Pandemic deaths by state vary widely, and in some parts of the country they are several times the national average. The hardest-hit state by far now is North Dakota. The deaths per 100,000 people figure stands at 1.9. By way of contrast, the numbers in the states where the rate is lowest are below 0.1 per 100,000.

Deaths within states also vary widely. North Dakota is no exception. In Dickey, deaths per 100,000 are a breathtaking 29.3. It is followed by Towner County at 19.6 and Pierce County at 10.8.

Dickey County is sparsely populated. The U.S. Census Bureau’s estimate of its population in 2019 was 4,872. Of those, 98% were white. At $29,231, the median household income was about half the national average. The poverty rate was 11.6%, about a point below the national average.

Census data also show the county has lost population every decade but one since 1930, when the population was 10,877. The county covers 1,142 square miles, so, it is sparsely populated. That is something it shares with the state. North Dakota ranks 48th in population among all states at 762,062. It ranks 16th among states in square mileage at 68,994.

The population and square mileage numbers show that a sparse population is no longer a protection from the spread of COVID-19. According to the Grand Forks Herald, “North Dakota remains the national leader in multiple outbreak rankings, according to the Centers for Disease Control and Prevention, reporting the most COVID-19 cases and deaths per capita in the country over the last week.”

There is a consensus about what went wrong in North Dakota. The state never was effectively shutdown to slow the spread. Social distancing rules and regulations, as well as enforcement of mask-wearing rules, were rare or did not exist. The state government took what most other states would view as inadequate action to protect its own population.

When raw totals are the primary measure, U.S. confirmed cases are concentrated in the largest states by population. Texas has 1,008,985 and California has 972,801. In Florida, there are 837,077 cases, and New York has 530,354. New York State still leads the country in fatal cases at 33,287, primarily because of the brutal spread of the disease in March and April. Both the rise of confirmed cases and fatal cases in New York State have dropped to among the lowest in the nation.

The United States is not the only nation in the world with confirmed case counts in the seven figures. India has 8,510,219. The coronavirus death count there stands at 186,124. Health care experts say that because of the size of the nation geographically, and its relatively primitive health care systems, more than 60 million people actually have been infected, which is about eight times the official number.
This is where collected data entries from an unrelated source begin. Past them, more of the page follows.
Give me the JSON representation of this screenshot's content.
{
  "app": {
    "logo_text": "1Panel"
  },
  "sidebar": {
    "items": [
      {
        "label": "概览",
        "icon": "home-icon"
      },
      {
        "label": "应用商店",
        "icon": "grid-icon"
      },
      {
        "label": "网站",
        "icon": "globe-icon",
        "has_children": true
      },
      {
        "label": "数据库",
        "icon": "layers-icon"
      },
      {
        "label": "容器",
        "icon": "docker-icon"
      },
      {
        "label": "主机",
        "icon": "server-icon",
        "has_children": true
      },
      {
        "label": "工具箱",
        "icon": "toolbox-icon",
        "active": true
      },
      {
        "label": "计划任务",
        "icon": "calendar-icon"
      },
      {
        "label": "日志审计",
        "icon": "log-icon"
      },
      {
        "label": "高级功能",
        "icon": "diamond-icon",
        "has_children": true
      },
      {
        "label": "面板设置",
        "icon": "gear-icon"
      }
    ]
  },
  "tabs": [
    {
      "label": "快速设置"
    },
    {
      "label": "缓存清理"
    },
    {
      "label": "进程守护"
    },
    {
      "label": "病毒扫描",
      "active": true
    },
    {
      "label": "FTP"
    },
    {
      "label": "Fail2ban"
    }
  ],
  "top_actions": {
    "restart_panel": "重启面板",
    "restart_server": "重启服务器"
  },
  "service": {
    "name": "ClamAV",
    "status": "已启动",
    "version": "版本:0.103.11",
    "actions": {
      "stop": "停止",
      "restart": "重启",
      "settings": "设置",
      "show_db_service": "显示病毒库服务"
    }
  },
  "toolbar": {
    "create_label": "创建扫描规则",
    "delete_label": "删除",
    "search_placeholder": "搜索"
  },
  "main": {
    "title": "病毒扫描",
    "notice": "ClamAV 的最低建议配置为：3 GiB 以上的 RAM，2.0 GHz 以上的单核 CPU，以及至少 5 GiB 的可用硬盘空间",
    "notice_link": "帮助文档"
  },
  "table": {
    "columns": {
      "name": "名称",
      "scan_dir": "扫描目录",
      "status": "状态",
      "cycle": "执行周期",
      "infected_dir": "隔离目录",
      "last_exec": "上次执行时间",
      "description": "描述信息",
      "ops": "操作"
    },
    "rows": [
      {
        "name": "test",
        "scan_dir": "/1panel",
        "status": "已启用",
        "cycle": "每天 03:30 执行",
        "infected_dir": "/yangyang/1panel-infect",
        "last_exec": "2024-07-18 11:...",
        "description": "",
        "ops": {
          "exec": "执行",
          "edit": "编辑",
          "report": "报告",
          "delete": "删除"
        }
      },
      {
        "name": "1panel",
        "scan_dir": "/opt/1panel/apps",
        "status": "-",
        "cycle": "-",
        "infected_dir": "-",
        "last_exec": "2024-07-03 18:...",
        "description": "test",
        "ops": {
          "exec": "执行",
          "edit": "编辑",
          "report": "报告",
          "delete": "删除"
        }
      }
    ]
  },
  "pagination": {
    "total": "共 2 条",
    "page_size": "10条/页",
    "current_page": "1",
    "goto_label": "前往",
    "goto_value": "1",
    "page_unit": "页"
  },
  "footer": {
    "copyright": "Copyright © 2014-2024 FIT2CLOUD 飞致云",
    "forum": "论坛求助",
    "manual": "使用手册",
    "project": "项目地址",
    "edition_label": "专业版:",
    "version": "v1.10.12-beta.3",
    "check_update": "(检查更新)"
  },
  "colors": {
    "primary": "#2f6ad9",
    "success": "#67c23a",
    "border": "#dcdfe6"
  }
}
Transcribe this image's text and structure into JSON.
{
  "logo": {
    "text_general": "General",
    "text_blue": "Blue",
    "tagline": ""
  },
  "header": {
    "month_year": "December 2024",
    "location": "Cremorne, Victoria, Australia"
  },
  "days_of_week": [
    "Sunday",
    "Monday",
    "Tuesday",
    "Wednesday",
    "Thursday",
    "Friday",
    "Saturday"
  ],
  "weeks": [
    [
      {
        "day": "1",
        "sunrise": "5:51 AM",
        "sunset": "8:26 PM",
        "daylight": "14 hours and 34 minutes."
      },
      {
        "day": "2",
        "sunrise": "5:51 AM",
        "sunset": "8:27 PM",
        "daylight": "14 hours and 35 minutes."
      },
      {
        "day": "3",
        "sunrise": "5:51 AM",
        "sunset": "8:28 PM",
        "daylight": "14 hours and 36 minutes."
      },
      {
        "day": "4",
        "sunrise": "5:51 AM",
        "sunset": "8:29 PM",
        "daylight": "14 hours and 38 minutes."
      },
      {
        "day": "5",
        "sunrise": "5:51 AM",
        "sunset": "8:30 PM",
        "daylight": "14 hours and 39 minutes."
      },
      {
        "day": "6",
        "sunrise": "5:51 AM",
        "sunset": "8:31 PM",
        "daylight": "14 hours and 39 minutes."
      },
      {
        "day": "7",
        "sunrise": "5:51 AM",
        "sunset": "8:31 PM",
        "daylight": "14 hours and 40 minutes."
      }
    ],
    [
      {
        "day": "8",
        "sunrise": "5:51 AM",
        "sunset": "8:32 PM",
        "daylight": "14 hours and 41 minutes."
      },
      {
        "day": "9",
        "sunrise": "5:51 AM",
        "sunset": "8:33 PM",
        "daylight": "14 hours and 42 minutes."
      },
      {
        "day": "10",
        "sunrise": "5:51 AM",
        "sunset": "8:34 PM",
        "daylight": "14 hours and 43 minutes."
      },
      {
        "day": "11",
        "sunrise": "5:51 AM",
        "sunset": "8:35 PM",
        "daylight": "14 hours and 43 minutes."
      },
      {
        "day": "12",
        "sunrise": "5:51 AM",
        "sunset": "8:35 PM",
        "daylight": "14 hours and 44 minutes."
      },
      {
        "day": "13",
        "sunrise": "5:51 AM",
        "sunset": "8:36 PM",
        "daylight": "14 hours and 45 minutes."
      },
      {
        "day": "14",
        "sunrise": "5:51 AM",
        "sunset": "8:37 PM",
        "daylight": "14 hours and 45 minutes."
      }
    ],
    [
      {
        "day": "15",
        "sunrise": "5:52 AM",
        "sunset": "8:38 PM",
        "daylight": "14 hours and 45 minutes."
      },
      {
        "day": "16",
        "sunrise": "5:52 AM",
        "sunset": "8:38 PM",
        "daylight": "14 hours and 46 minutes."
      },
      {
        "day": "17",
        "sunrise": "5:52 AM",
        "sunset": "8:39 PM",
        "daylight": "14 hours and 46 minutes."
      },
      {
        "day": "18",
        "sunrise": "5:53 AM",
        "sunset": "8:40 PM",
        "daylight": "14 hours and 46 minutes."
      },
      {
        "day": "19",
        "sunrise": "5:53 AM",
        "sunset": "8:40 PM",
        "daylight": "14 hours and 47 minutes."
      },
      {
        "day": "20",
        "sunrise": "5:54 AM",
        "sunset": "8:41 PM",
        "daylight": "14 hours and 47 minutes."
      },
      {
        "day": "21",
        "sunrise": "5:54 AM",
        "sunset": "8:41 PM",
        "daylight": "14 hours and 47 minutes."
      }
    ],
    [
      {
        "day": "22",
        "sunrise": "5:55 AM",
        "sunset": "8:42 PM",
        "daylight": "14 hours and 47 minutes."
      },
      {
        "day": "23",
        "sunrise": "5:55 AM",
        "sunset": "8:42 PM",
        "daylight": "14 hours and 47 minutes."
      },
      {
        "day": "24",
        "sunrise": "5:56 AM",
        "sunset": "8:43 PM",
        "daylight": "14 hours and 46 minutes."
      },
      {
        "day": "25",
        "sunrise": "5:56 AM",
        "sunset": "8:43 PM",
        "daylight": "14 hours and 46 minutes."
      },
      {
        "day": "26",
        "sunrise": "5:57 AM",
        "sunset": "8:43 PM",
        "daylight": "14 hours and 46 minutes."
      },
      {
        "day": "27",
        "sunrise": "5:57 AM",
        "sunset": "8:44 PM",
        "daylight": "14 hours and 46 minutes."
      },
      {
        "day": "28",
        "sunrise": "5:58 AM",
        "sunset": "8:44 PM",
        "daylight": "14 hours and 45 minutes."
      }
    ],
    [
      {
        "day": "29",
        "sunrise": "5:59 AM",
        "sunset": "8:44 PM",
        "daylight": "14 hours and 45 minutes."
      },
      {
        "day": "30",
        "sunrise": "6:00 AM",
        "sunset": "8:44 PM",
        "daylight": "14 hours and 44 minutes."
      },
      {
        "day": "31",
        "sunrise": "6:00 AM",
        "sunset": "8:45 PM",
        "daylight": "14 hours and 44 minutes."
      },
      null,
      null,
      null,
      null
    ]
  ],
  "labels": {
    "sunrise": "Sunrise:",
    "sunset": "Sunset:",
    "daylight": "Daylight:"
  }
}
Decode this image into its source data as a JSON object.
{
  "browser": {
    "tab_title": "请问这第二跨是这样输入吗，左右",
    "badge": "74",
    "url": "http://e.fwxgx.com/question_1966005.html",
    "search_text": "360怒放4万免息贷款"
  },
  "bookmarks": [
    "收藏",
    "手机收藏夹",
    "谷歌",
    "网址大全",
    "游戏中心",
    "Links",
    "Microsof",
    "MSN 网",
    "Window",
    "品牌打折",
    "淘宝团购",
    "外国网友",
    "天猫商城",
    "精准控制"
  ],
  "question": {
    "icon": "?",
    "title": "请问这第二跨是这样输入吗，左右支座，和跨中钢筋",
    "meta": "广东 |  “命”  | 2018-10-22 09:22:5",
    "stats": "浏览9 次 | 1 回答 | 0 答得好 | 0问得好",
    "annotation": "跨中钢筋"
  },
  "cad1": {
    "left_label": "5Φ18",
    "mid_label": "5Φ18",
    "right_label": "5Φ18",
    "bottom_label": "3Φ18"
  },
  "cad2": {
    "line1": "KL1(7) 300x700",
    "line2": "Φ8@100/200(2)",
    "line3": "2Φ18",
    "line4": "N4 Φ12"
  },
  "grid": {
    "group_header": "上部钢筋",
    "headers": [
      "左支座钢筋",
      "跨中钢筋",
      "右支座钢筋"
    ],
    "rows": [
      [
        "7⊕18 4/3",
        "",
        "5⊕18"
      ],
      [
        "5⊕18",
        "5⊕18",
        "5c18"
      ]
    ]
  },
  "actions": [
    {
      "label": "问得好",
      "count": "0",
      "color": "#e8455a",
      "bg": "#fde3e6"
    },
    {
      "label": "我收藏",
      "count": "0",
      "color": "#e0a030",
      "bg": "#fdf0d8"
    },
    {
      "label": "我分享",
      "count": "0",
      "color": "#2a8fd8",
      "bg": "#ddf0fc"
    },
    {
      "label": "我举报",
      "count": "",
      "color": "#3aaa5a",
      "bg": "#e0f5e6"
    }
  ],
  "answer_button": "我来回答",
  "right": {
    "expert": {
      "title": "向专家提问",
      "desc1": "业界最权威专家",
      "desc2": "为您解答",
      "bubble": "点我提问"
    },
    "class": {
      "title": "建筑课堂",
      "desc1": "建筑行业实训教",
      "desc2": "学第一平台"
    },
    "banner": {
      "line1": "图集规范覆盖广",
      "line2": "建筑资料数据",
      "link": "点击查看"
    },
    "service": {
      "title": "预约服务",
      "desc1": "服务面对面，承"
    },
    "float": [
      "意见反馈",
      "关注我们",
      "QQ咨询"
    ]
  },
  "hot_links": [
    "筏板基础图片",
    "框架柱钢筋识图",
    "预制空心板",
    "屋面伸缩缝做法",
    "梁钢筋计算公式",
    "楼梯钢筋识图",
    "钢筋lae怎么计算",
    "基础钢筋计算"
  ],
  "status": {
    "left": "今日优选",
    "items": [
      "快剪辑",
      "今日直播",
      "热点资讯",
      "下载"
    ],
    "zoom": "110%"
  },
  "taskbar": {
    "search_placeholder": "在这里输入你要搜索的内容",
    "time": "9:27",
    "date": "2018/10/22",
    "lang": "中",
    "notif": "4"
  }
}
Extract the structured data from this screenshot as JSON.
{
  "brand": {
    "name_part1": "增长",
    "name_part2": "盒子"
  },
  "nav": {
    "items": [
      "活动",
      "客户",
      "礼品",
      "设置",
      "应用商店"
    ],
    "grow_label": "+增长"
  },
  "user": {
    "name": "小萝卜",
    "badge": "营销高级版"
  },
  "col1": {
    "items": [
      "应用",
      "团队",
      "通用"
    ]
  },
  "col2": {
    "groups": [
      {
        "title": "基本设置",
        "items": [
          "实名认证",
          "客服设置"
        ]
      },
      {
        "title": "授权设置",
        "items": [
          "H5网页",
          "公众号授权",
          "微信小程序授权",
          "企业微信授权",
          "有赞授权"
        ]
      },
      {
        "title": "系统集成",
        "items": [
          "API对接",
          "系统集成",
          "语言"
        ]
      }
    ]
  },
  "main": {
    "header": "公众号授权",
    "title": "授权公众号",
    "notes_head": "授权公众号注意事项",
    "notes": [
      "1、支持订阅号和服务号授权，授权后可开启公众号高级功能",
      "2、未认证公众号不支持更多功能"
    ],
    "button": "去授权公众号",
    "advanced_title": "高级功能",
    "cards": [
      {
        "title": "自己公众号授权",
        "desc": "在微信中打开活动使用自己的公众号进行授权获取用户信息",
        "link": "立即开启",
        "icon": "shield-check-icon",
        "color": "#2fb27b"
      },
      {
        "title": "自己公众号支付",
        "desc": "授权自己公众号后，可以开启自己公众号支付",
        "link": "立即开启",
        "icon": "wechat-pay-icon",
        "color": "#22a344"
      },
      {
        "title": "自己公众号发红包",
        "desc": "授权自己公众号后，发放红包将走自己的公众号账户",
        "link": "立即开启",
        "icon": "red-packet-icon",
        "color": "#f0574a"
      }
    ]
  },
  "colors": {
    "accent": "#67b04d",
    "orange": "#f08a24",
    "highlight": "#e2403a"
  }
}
The Indian Council of Medical Research puts the figure as high as 63 million.

Brazil has a confirmed case count of 5,653,561. New cases recently have risen at a rate of over 20,000 a day. Its COVID-19 deaths number is 162,286. As with India, Brazil’s figures are too low. It is nearly impossible to count cases in the nation’s interior. In the poorest parts of the largest cities, packed with impoverished people, the disease also is difficult to track.

Russia has 1,774,334 cases, and fatal cases there number 30,537. Most experts say the death count is far too low to be real. It may be that the government has kept counts down to make it appear it has the pandemic under control. Confirmed cases rose by 20,498 yesterday, among the highest one-day counts in Russia since the pandemic began.